# Hello... Again



## dubljay (Dec 30, 2011)

Just thought I would say hello to everyone. After an extended hiatus of roughly 5-6 years I thought I would return and see whats new.


-Josh


----------



## Bob Hubbard (Dec 30, 2011)

Welcome back.   New...new....umm....we restocked the peanuts in the bar.


----------



## dubljay (Dec 30, 2011)

Thanks Bob. 

It's good to see how much it's grown in the time I've been gone. Certainly looks new and shiny. I'll have to mosey on into the bar and buy a round for those there.


----------



## terry_gardener (Dec 31, 2011)

i have also returned after many years away.

welcome to martial talk.


----------



## MJS (Dec 31, 2011)

Welcome back!


----------



## seasoned (Dec 31, 2011)

Welcome back. With a 2004 join date it makes me look like a kid.  Anyway we are glad you checked in and hope you stay around for awhile.


----------



## seasoned (Dec 31, 2011)

terry_gardener said:


> i have also returned after many years away.
> 
> welcome to martial talk.


Also good to see you back terry.


----------



## Steve (Dec 31, 2011)

Welcome back!  Are you guys still training?


----------



## dubljay (Dec 31, 2011)

Steve said:


> Welcome back!  Are you guys still training?




Thank you, and everyone for the warm welcome.
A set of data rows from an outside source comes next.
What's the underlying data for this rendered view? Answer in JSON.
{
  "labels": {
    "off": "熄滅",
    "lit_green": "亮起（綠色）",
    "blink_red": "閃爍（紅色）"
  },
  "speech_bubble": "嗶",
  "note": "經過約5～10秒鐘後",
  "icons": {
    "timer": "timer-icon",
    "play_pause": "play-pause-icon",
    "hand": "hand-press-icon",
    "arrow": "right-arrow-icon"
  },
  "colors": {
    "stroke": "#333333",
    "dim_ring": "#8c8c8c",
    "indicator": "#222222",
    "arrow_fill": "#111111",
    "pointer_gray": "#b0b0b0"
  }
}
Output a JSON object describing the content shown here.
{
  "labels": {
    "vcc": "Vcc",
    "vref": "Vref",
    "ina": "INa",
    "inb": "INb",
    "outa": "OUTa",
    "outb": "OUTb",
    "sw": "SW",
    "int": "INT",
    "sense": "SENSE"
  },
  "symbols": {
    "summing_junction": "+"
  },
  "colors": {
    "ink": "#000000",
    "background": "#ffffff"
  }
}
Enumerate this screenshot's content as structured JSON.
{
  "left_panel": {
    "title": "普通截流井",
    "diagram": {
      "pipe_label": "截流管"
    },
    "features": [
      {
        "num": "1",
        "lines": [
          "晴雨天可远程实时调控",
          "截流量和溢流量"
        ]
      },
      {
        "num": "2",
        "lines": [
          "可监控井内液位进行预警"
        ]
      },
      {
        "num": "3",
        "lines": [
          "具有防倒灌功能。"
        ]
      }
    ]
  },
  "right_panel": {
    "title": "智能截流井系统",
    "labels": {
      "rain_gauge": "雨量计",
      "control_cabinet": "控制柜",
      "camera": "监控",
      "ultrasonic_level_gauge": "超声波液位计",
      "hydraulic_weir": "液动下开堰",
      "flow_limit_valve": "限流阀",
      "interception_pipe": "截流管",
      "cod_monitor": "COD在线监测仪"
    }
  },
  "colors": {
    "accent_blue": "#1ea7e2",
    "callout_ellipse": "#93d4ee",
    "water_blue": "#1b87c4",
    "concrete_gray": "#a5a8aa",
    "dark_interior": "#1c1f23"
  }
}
Sadly I'm not training. Which is a large part why I have returned. I'm hoping that being hear and reading/posting about the arts will encourage me to get off my expanding backside and get back in the game.


----------



## Smoke (Dec 31, 2011)

I'm coming back as well. I didn't have a great many posts but I've decided to give things another go.


----------



## shesulsa (Jan 2, 2012)

Welcome back, y'all!


----------



## Yondanchris (Jan 3, 2012)

Welcome back to the new and hopefully improved MT!


----------



## OKenpo942 (Jan 8, 2012)

Welcome back to MT.


----------